Я вернулся в студию, обошел подрамник и встал перед картиной. Ни туманов, ни лунного света. Ни Карпат, ни ущелья Борго, ни замка в развалинах. Ни Амариллис. На картине было светло как днем, и в свете дня – Ленор, вся в черном, бледная, с длинными черными волосами, разметавшимися на ветру. Она стояла на краю обрыва, позади расстилалось море. Вскинув правую руку, она манила меня за собой. Сложились ли ее губы в беззвучное «Есть!»? Тут мой слух учудил такое, чего еще не случалось, – он точно замкнулся, унося на мгновение и музыку, и шум дождя. Потом они вернулись, а с ними и тишина, что оставила за собой Амариллис.

28. И что теперь?

Что я – бодрствовал или блуждал в зазоре? Правой рукой я ущипнул себя за левую, та казалась плотной и реальной на ощупь, но что с того? У меня и в зазорах все части тела на ощупь реальные. Я потянулся к телефону и набрал 1-2-3. «Начало третьего сигнала соответствует шести часам тринадцати минутам тридцати секундам», – раздался из трубки благовоспитанный женский голос. Бип, бип, бип. Я повесил трубку. Голос звучал натянуто и утомленно, словно у той женщины не было на меня ни секунды времени. Куда пропал мужчина из фирмы «Аккурист», всегда сообщавший время по «Аккуристу» таким уверенным, мужественным тоном? С ним-то сразу становилось ясно, где ты находишься; его голос был точно высокий дом, светящий несметными окнами. «Доверься мне, – говорил он и ночью, и днем, во всякий час, тесный и одинокий, – мир никуда не делся».Но это была просто запись, и даже если бы мир на самом деле провалился в тартарары, голос по 1-2-3, вероятно, продолжал бы звучать точно так же.

Я спустился вниз. Лужи, оставшиеся от Амариллис, никуда не делись. Я открыл дверь, вышел под дождь, промок. Это ничего не доказывало. Может, я проходил сквозь самого себя? Или уже прошел и вынырнул по ту сторону? Я вернулся в студию. Ленор была там: все так же стояла на краю обрыва, и море все так же расстилалось у нее за спиной. Я потрогал картину – на пальце осталась краска.
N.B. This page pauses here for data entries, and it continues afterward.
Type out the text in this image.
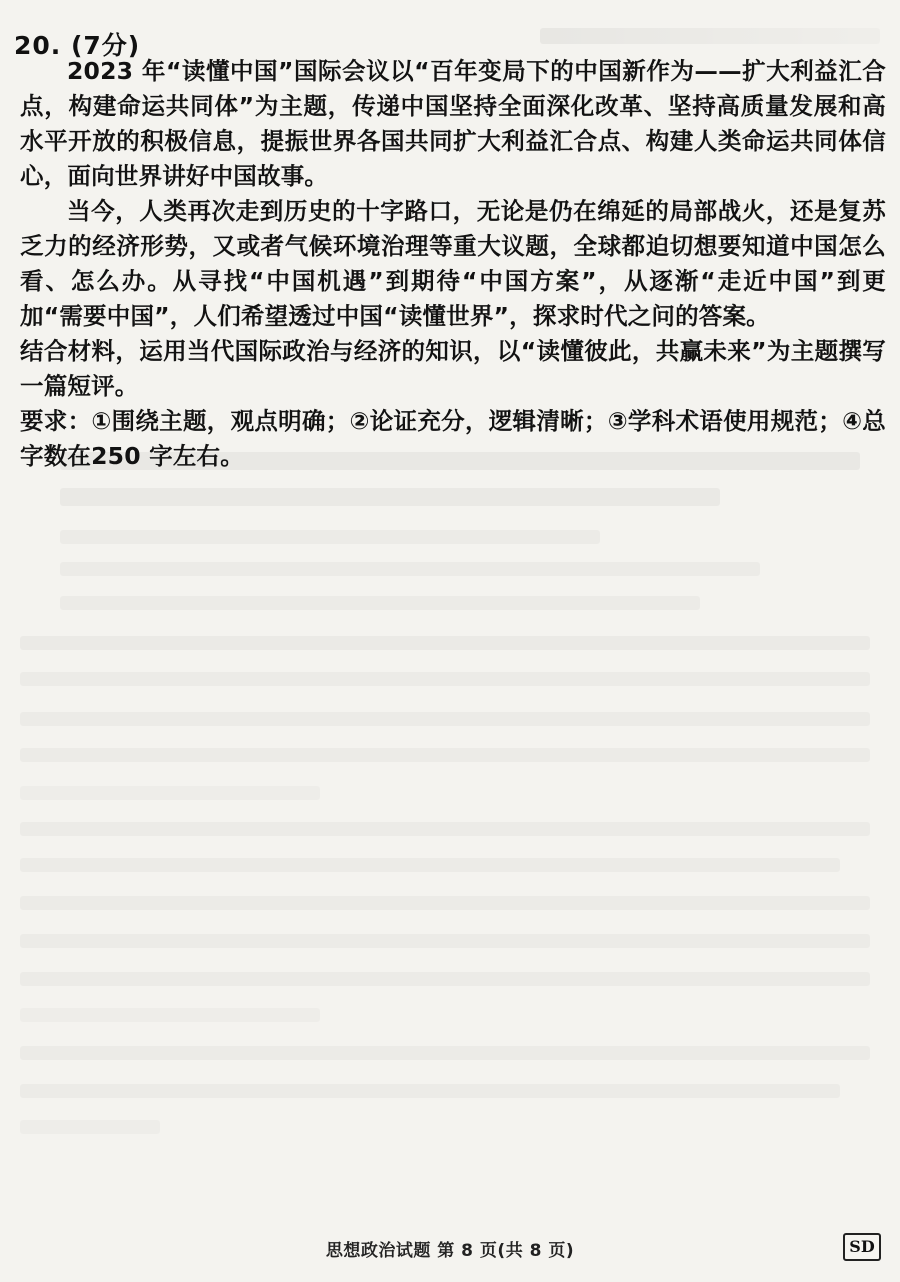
20. (7分)

2023 年“读懂中国”国际会议以“百年变局下的中国新作为——扩大利益汇合点，构建命运共同体”为主题，传递中国坚持全面深化改革、坚持高质量发展和高水平开放的积极信息，提振世界各国共同扩大利益汇合点、构建人类命运共同体信心，面向世界讲好中国故事。

当今，人类再次走到历史的十字路口，无论是仍在绵延的局部战火，还是复苏乏力的经济形势，又或者气候环境治理等重大议题，全球都迫切想要知道中国怎么看、怎么办。从寻找“中国机遇”到期待“中国方案”，从逐渐“走近中国”到更加“需要中国”，人们希望透过中国“读懂世界”，探求时代之问的答案。

结合材料，运用当代国际政治与经济的知识，以“读懂彼此，共赢未来”为主题撰写一篇短评。

要求：①围绕主题，观点明确；②论证充分，逻辑清晰；③学科术语使用规范；④总字数在250 字左右。

思想政治试题 第 8 页(共 8 页)	SD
– Не зазор, – заключил я. Затем хлопнул в ладоши, ощутил, как они соприкоснулись, прислушался к звуку. Что я, рисовал во сне, что ли, как лунатик? Да-а, это что-то новенькое. Я отвернулся от картины, потом снова взглянул. Ленор никуда не делась.

Почему Амариллис убежала так неожиданно? Наверняка она знала Ленор. А вот знала ли о нас с Ленор – это вопрос. Она ушла из колледжа искусств за год до того, как пришел я, – это значит, в девяносто втором, – но связей со знакомыми по колледжу, видимо, не порвала. Да, жизнь все явственней напоминала бутылку Клейна.

Я снова снял трубку и набрал номер железнодорожной справочной.

29. Формы

Смирившись до поры со всем, какой бы реальности оно ни принадлежало, и принимая все за чистую монету – а что еще оставалось? – в 13:01 следующего дня я сел в поезд до Флитвика. Я ехал повидаться с Аланом Беннетом, изготовителем бутылок Клейна.

Поезда линии «Темзлинк» отбывают не от обычных платформ вокзала Кингс-Кросс, а из параллельного мира, куда можно попасть только со станции метро «Кингс-Кросс» по бесконечному коридору и эскалатору сомнительной подлинности. Но я все-таки отважился на эту экспедицию и преуспел; купил билет и получил указание пройти на платформу Б. Трудно было поверить, что передо мной настоящая станция железной дороги: казалось, какой-то владелец двух-трех поездов попросту захватил этот участок, а расписание утрамбовал так, чтобы время прибытия и отбытия совпадало с цифрами на официальных табло.

Точно по расписанию прибыл и мой поезд, набитый скорее пустотами, чем пассажирами. Впустил меня и понес из Лондона прочь так поспешно, будто даже не разбирал дороги, и я даже испугался, что он и мимо Флитвика проскочит как ошпаренный. Но вот одна за другой потянулись промежуточные станции, словно подозреваемые, выстроившиеся в очередь на опознание, – Сент-Олбанс, Харпенден, Льютон, Лигрейв, Харлингтон, – и у каждой поезд сбавлял ход и немного медлил, прежде чем ринуться дальше. Когда показалась вывеска «ФЛИТВИК», я сошел, поднялся по ступеням, пересек мостик, спустился по ступеням и, миновав макет вокзала в натуральную величину, добрался до условленного места, где Алан Беннет уже дожидался меня в красном автомобильчике.